Orchids

June 13, 2017

We are really glad you like our new display of Orchids at the entrance.  Thank you for all your lovely comments and for bearing with us while we rearrange our HOUSEPLANT SECTION.

 

Orchids have the potential to look good all year round with their generous flowering periods and wealth of colour.  White is perennially popular but the range available stretches from pale lemon yellow to disco pink and vibrant, cocktail orange.

 

Due to the availability of Orchids they are often treated as disposable or, mistakenly assumed to be dead when flowers fade when they are in fact ‘resting’ before a triumphant return. We stock Dendrobium, the Bamboo Orchid,  which flowers along the length of its stem for a staggeringly consistent 45 days non-stop.  With continued care and gentle watering it will then reappear to perform for further extended periods.

 

More likely though you may have purchased a Phalaenopsis as they are easy to grow and to encourage to reflower. They are commonly known as The Moth Orchid producing arching, elegant spikes of 8-10 flowers or more. Follow our handy tips for getting the most from your Langton orchid:-

 

 

LIGHT

 

Orchids that are grown indoors do not like to be scorched by bright, direct light.   It yellows their leaves and turns them to mush. However, they won’t appreciate the dark either. They prefer  a relatively bright environment with the gentle filtered light of a net curtain or some diffuse emission. In any event,  keep away from extremes of the cold north or the  baking south.

 

 

TEMPERATURE

 

Phalaenopsis like a steady indoor temperature of around 15 – 20C.  A comfortable heated room with no chilly, blow through blasts.
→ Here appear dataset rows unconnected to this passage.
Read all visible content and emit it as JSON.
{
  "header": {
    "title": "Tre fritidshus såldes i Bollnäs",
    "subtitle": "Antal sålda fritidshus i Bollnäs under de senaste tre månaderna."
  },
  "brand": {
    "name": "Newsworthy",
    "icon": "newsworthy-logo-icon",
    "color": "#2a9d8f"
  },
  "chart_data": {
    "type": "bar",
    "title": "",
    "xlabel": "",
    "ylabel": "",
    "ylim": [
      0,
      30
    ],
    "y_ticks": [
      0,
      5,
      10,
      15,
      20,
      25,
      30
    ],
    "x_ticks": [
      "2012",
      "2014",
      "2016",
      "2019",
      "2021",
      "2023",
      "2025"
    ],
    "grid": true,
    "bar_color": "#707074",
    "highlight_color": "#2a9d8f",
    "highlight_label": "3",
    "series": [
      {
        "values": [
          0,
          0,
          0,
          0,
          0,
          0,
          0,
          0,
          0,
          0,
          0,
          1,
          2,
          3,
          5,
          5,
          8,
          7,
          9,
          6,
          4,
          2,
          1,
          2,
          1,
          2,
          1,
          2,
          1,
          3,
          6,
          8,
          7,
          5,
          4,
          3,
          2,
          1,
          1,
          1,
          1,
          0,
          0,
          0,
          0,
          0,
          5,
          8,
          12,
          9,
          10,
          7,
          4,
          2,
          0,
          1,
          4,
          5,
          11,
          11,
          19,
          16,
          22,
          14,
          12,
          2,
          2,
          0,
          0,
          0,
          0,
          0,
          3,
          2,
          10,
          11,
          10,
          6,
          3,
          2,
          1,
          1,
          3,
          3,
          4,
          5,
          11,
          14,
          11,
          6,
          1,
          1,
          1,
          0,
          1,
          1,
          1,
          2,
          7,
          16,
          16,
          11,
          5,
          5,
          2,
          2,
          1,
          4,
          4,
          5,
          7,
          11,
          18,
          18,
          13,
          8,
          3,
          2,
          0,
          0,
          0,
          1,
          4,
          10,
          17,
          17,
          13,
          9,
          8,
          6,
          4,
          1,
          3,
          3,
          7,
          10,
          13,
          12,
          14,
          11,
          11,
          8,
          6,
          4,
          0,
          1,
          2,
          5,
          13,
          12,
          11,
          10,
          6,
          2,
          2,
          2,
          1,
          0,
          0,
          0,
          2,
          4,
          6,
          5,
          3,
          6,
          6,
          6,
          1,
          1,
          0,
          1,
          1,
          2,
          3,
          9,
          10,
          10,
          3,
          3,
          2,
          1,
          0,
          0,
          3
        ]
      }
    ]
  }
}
Due to this temperament it’s best not to house them on a windowsill, particularly where the temperature may range from warm in the day to cold at night.  Steadiness is the key.  Orchids do not appreciate being shocked.

 

 

WATERING & HUMIDITY

 

Think rainforest or Eden project: a tranquil, steamy climate of consistent temperature.  Hence the creation of Orchid mists to replicate the environment they love so much.  If you do not buy a prepared blend, simply mist daily during summer and continue to apply to leaves when not in flower and regularly during winter.

 

 

Enthusiasts would sit the plant pot onto gravel to allow for a continuous level of dampness (but not standing wet) moisture to the base.  Moreover,  it is specifically collected rainwater or cool, boiled water.  However, I have to say  I have an Orchid that has received  no such special attention and existed quite happily on the occasional soaking under the kitchen tap that to me replicates drenching rainfall.  However, drainage is key and I will allow it to drain completely for an hour before replacing in situ.

 

If you don’t stand them in gravel or regularly mist the leaves and roots, you night find your orchid benefits from a weekly plunging into a pot of tepid rainwater.  Always let them drain thoroughly. There is a delicate balance between continuously damp moisture levels, not dry, not wet.  This is probably where most consumers struggle but it’s not rocket science.  They are very amenable and endlessly rewarding with steady, gentle care. Feed every couple of weeks in season to retain vitality.

 

 

 

REPOTTING & CLEAR POTS

 

Indoor Orchids are epiphytic (growing on trees) or lithophytic (growing on rocks) thus requiring moisture and air round their roots rather than soil. Likewise, we repot orchids because the bark like compost has degraded and prevents air getting to the root.  This is dine every couple of years, ideally after flowering in spring and only using specialist orchid compost.  Likewise because of the particular importance of roots to the plant, orchids are grown and re-potted only in clear pots.  Prune off any weak or dead roots and do not aim to cram in  wayward aerial roots.  Leave them to dangle.  Again, unlike conventional plants, orchids are repotted into the same size pot or one size up.

 

 

PRUNING

 

Once the flower has faded, trace the stem back to its lowest node from the base.  This is a little swelling on the stem.  Cut diagonally above that point.  This node is where the next flower will come from. Be prepared to wait……this can take a few months but a delight to see it emerge again and know you are a competent orchid keeper. In meantime, follow above instructions and above all DO NOT THROW IN BIN.  Plant is  resting and will be back in due course.  As will I.  HAPPY GARDENING.